INHU, DURASI.co.id – Komisi Pemberantasan Korupsi (KPK) melakukan penggeledahan di kediaman dan Kantor Bupati Indragiri Hulu (Inhu) sebagai bagian dari pengembangan perkara Operasi Tangkap Tangan (OTT) Gubernur Riau, Abdul Wahid.
Penggeledahan tersebut menyasar rumah dan ruang kerja Bupati Inhu, Ade Agus Hariyanto, yang diduga memiliki keterkaitan dengan perkara yang tengah ditangani lembaga antirasuah tersebut.
Juru Bicara KPK, Budi Prasetyo, membenarkan adanya aktivitas penyidik KPK di lokasi dimaksud. Ia memastikan penggeledahan tersebut masih berkaitan langsung dengan OTT Gubernur Riau yang dilakukan sebelumnya.
“Benar, ada kegiatan penggeledahan. Ini masih rangkaian dari perkara Riau kemarin,” ujar Budi, Jumat (19/12/2025) malam.
Dalam proses tersebut, tim penyidik KPK mengamankan sejumlah dokumen serta sejumlah uang dari lokasi penggeledahan.

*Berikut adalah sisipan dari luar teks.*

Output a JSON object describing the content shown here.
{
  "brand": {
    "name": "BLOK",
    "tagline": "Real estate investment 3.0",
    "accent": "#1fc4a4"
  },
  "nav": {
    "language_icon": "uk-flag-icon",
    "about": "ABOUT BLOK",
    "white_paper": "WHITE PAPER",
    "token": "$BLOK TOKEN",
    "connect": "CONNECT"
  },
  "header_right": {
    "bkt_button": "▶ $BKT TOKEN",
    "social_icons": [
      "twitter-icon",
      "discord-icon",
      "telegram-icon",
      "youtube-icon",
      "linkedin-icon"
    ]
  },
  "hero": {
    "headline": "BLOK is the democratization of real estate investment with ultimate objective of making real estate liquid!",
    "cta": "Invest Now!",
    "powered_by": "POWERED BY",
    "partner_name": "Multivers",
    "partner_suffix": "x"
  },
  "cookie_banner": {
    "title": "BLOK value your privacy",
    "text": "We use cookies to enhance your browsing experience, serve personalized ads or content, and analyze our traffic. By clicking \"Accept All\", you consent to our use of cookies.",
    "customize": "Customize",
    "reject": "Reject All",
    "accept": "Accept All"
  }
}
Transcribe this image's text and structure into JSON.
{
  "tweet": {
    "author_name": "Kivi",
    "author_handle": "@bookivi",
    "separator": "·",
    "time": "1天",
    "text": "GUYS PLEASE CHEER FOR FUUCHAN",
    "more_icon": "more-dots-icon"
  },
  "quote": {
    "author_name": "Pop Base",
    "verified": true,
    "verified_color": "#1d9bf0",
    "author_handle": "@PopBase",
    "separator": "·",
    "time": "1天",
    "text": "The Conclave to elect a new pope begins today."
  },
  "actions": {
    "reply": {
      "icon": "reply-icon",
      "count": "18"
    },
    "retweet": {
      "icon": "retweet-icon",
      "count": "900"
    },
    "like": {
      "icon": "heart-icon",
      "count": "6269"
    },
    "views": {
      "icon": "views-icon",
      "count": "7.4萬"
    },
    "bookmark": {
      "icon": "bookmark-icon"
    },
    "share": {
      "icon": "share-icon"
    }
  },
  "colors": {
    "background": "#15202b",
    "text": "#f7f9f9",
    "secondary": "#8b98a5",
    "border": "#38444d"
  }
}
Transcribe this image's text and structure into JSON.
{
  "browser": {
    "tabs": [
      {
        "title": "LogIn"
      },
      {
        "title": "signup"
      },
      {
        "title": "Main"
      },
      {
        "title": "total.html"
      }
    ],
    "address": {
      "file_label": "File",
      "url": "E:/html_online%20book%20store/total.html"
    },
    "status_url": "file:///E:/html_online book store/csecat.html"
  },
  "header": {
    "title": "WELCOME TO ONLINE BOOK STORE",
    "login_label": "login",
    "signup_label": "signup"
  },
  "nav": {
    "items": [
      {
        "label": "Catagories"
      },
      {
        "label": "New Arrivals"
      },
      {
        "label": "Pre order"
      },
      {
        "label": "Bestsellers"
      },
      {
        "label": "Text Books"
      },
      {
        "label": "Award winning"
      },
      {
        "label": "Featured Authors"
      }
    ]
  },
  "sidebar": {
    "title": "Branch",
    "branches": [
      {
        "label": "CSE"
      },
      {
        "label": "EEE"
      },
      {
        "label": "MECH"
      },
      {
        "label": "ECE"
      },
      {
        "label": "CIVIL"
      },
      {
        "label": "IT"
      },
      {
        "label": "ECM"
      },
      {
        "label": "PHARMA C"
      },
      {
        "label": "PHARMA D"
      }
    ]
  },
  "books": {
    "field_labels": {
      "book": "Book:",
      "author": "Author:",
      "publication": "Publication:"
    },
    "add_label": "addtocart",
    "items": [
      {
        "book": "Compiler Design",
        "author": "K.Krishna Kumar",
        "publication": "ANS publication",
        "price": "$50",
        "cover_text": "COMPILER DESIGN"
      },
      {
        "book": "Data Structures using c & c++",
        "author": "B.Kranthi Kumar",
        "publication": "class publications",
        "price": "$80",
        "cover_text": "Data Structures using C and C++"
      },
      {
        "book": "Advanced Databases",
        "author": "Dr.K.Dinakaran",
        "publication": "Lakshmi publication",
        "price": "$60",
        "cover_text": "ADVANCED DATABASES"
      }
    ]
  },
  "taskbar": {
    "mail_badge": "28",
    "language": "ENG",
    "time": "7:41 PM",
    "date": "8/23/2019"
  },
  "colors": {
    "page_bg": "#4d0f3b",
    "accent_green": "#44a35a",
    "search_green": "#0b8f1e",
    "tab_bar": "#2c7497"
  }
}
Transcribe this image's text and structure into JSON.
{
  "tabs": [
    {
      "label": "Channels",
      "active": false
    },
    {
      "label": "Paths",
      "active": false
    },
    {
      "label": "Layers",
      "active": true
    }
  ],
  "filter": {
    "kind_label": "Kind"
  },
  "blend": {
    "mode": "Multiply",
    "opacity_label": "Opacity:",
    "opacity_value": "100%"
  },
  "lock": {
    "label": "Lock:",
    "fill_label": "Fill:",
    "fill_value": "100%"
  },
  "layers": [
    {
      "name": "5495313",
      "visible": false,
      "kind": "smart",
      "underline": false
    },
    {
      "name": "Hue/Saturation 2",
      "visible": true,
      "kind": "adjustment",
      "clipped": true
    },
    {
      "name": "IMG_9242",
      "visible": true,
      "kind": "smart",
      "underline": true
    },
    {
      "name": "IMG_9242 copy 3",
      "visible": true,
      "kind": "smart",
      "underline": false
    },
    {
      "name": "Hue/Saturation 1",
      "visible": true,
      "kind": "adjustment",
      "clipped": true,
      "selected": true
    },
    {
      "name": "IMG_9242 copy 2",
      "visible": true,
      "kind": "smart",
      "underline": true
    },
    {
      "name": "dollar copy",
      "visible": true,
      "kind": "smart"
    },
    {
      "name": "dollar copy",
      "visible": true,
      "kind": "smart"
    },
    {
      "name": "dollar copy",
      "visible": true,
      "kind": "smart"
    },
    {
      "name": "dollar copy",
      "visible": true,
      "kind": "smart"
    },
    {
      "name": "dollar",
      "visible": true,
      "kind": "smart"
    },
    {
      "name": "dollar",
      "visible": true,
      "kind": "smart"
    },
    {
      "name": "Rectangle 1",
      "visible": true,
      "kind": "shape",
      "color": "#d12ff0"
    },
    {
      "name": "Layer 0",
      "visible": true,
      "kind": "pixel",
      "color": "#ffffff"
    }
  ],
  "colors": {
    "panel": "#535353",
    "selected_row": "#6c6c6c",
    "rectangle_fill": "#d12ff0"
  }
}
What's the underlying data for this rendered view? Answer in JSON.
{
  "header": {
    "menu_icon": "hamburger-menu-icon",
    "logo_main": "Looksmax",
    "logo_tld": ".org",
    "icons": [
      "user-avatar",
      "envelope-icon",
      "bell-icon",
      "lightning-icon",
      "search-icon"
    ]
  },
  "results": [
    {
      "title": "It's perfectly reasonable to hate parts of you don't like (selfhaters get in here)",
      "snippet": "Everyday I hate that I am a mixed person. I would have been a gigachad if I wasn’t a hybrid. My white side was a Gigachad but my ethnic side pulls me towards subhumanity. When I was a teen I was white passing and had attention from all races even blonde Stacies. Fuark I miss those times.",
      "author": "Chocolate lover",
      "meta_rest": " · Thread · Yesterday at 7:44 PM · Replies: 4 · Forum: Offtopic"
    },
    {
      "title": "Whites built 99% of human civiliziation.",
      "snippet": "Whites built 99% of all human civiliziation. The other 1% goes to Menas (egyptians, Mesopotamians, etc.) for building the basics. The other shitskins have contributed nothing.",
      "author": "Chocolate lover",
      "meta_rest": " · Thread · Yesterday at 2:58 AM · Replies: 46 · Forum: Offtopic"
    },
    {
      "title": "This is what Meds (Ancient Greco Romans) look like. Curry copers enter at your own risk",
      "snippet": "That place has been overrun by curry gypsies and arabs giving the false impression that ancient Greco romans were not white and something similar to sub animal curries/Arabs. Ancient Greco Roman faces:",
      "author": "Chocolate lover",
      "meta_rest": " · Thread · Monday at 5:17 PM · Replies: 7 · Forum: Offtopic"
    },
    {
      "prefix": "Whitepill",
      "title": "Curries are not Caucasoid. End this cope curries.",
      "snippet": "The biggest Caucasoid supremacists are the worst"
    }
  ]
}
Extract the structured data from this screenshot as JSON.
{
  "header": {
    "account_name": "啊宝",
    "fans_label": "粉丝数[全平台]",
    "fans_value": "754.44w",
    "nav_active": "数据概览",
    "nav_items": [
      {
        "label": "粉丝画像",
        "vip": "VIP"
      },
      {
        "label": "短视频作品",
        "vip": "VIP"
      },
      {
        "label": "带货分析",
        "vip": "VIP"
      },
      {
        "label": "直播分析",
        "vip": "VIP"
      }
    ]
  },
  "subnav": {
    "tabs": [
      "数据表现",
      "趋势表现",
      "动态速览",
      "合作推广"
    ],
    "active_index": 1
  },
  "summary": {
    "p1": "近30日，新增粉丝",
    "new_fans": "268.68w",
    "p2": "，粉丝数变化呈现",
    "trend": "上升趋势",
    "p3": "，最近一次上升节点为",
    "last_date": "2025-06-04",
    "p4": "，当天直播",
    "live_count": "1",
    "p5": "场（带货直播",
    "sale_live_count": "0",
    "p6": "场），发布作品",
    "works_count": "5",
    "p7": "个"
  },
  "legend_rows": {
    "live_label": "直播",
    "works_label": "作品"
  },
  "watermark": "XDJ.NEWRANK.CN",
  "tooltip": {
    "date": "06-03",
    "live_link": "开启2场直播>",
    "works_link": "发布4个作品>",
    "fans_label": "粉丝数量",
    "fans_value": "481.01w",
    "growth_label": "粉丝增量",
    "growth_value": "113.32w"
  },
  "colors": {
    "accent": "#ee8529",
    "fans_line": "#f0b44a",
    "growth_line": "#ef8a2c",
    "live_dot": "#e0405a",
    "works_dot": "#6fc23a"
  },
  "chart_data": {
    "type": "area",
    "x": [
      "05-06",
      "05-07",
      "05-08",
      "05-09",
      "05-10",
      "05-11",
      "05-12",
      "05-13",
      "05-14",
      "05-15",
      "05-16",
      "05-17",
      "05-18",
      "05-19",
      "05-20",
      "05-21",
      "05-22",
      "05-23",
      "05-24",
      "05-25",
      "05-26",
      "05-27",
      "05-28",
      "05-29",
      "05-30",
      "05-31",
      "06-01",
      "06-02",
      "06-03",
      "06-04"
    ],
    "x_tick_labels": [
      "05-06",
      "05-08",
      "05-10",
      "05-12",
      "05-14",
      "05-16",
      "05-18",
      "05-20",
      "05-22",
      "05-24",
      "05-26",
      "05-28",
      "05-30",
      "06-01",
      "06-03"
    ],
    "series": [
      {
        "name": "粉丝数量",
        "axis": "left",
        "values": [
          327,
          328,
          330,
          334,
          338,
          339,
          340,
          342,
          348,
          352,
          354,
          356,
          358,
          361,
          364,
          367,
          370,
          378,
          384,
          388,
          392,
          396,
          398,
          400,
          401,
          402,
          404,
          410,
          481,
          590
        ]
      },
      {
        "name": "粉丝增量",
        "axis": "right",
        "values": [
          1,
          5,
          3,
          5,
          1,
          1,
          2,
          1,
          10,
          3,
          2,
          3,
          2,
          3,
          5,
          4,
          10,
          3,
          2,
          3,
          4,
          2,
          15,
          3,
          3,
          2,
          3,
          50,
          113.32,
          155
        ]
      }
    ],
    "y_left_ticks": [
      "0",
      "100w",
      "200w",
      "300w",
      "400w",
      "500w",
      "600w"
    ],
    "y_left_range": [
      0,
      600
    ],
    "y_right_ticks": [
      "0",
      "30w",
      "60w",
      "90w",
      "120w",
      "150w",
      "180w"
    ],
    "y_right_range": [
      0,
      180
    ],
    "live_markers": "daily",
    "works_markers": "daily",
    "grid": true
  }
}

Namun demikian, KPK belum merinci lebih lanjut keterkaitan barang bukti tersebut dengan perkara yang sedang dikembangkan.
“Tim mengamankan beberapa dokumen dan sejumlah uang,” kata Budi singkat.
Diketahui, penggeledahan dilakukan di Kantor Bupati Inhu yang berlokasi di Jalan Lintas Timur, Kecamatan Rengat Barat, pada Kamis (18/12/2025). Kegiatan dimulai sekitar pukul 16.30 WIB dan berlangsung di ruang kerja Bupati Inhu.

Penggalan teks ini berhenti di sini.